Quatre-vingt-douze migrants ont été retrouvés nus, et pour certains blessés, le vendredi 14 octobre, après avoir été forcés à traverser la rivière Évros depuis la Turquie vers la Grèce. Les autorités grecques ont déclaré dimanche que ces hommes avaient été transportés au-delà de la frontière par trois véhicules de l’armée turque, et qu’ils avaient immédiatement reçu des vêtements, de la nourriture et les premiers soins.
“Les photos publiées ont choqué à la fois les autorités et le public grec”, s’émeut le site d’information Greek Reporter, qui voit là un “spectacle inhumain sur le traitement des réfugiés par la Turquie”. On aperçoit sur ces photos des hommes jeunes, principalement afghans en plus de quelques Syriens, avançant dénudés dans des fourrés, à la queue leu leu, avant de s’asseoir dans l’herbe.
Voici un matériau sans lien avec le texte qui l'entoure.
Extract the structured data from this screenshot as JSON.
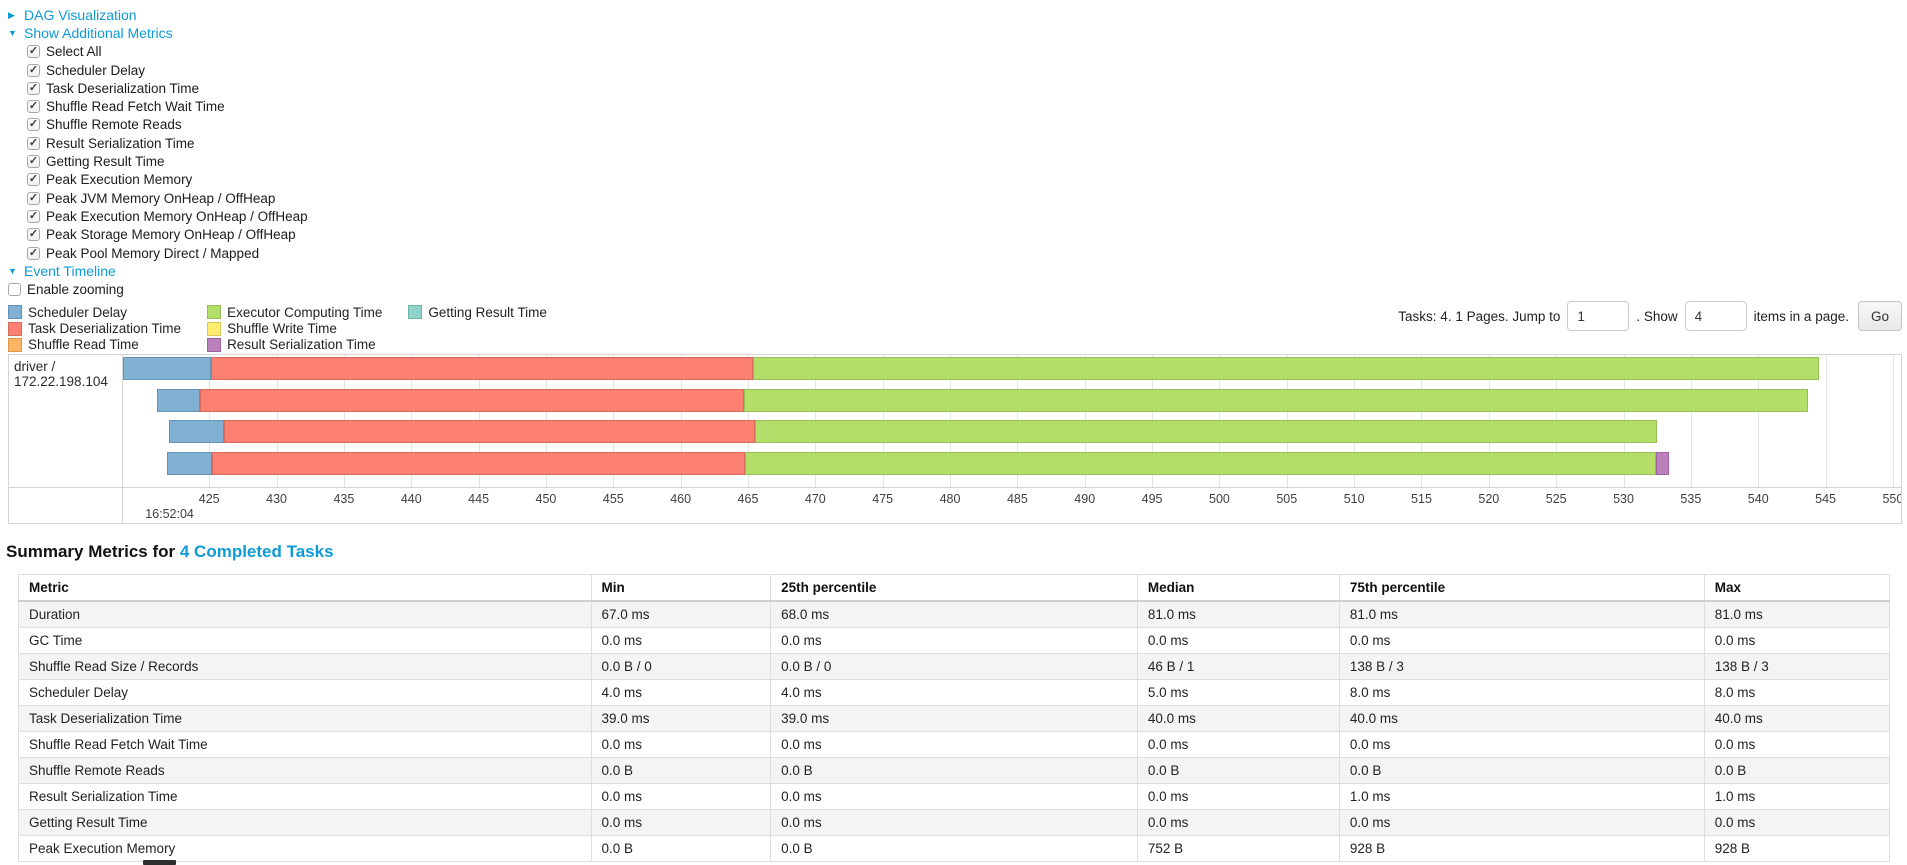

Il s’agit indéniablement, selon Greek Reporter, d’“un acte de provocation” de la part de la Turquie.
“C’est une image inhumaine, un comportement barbare qui évoque le Moyen Âge, pas le XXIe siècle”, a déclaré dimanche le ministre de la Protection des citoyens grec, Takis Theodorikakos, dont les propos, tenus sur Skai TV, sont cités par le quotidien athénien de centre droit I Kathimerini. “Il y a une menace quotidienne à Évros, à travers la militarisation barbare des migrants en situation irrégulière par la Turquie, qui créé des problèmes tout le long du fleuve”, a accusé le ministre grec, soulignant que son pays s’était renforcé militairement au cours des trois dernières années (depuis que son gouvernement est au pouvoir donc).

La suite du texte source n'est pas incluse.